The present University Chapel was designed by the University’s supervising architect at the time, Ralph Adams Cram, a leader of the Gothic revival and the architect of the Graduate College. Built between 1925 and 1928 at a cost of $2,500,000, the Chapel is capable of seating two thousand, making it the second-largest university chapel in the world, after the King’s College Chapel at Cambridge University. Underneath its arches lies an organ, renovated in 1991 by N. P. Mander Ltd. of England, a magnificent instrument in the English cathedral style that is especially well-suited to the grandeur of the Chapel, featuring 109 stops and 8,000 pipes. Full organ specifications →

The interior of the Chapel has a varied history of its own. The oak pews in the nave are made from wood originally intended for Civil War gun carriages. The magnificent pulpit, brought from France, probably dates back to the mid-16th century and was painted bright red prior to its installation. The wood for the pews in the chancel, where the Choir and clergy are seated for services, comes from Sherwood Forest in England, and took 100 people over a year to carve. The statues adorning these pews represent scholars, teachers of the church, and figures in the history of music. The Chapel is also decorated with 25-foot silk paintings by Juanita Y. Kauffman. The Threshold paintings were commissioned for the University's 250th anniversary, and the Ascent: Blue River paintings were commissioned for and unveiled during the Pentecost of 1999. More of Juanita's work →

Many Princetonians are remembered in the Chapel's stained-glass windows, in engravings on the pews, on memorial stones on the walls, on the silver communion chalices, in memorial hymnals, and on the furnishings. John Witherspoon, sixth president of the College, and the only clergyman to sign the Declaration of Independence, is pictured in the Great South Window (Christ the Teacher). The figure of James Madison, Witherspoon's student, is in the Window of the Law, high up in the south clerestory near the entrance of the Chapel. In the center of the chancel is the Great East Window (The Love of Christ). The chancel is flanked by six bays of windows, the first two representing two psalms of David, and the remaining windows depicting cycles from four great Christian epics: Dante's Comedia, Malory's Le Morte d'Arthur, Milton's Paradise Lost, and Bunyan's Pilgrim's Progress.

Chapel Music

Organ and choral music are an important part of the Chapel program.
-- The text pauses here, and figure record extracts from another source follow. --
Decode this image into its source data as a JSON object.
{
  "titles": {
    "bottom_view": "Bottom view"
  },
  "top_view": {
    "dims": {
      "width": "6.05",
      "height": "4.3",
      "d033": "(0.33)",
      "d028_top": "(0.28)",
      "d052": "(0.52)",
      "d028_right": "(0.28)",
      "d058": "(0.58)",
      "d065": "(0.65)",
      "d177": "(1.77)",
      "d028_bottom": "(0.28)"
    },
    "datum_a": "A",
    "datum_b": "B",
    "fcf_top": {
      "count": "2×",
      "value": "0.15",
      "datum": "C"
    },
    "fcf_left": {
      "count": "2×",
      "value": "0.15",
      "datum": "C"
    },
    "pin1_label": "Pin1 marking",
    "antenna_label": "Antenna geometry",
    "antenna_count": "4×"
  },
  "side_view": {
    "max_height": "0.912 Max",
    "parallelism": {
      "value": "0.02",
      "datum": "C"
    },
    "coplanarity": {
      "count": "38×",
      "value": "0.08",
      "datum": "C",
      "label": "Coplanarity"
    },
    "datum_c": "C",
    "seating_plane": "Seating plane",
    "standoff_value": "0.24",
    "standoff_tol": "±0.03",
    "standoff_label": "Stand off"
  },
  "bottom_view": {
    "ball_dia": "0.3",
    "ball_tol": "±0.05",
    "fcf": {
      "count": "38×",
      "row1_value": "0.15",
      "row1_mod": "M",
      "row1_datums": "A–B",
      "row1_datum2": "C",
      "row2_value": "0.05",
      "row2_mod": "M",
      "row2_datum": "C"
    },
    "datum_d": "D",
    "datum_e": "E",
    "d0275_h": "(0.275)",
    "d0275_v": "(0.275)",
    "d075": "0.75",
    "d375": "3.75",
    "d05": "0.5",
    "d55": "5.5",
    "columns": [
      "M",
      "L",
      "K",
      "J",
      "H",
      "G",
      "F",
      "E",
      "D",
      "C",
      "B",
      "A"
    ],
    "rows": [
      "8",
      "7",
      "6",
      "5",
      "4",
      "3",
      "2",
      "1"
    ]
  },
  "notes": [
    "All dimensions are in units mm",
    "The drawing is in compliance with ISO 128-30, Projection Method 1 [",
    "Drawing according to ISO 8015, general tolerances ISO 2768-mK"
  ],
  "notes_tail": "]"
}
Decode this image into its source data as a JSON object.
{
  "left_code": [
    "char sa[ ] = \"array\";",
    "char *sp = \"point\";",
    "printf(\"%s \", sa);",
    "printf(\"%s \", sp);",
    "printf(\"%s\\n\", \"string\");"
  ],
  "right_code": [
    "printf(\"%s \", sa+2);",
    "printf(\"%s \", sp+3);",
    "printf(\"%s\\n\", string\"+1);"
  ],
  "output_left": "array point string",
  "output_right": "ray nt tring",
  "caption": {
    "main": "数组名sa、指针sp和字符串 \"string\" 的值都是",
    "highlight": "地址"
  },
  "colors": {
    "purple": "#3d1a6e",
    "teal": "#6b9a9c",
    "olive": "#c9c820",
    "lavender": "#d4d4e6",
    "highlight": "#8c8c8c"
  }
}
They have both come a long way since the days when Yale's President Ezra Stiles declared the organ in Nassau Hall “an innovation of ill consequence” after a visit in 1770, and when John Adams, later president of the United States, reported after his visit to Princeton in 1774, “The Schollars sing as badly as the Presbyterians at New York.” For more than a hundred years after the University was founded, students were required to attend morning and evening prayers daily, and morning and afternoon services on Sunday. By 1915, all required attendance at weekday services was abolished, and in 1964, attendance at the Chapel service on Sundays was no longer required.

Chapel Choir has been an integral part of worship, especially in the present Chapel, and over the years, the Choir has evolved from a male chorus that sang sacred music of the Renaissance and Baroque eras to a mixed choir whose repertoire extends from Gregorian chant to jazz. The Choir is unique in being the only singing group on campus that is paid for its services; this factor was especially popular when Chapel attendance was required. Currently, the Choir sings for the ecumenical Christian service on Sunday mornings, and performs for special occasions including Opening Exercises, Baccalaureate, and the Service of Remembrance.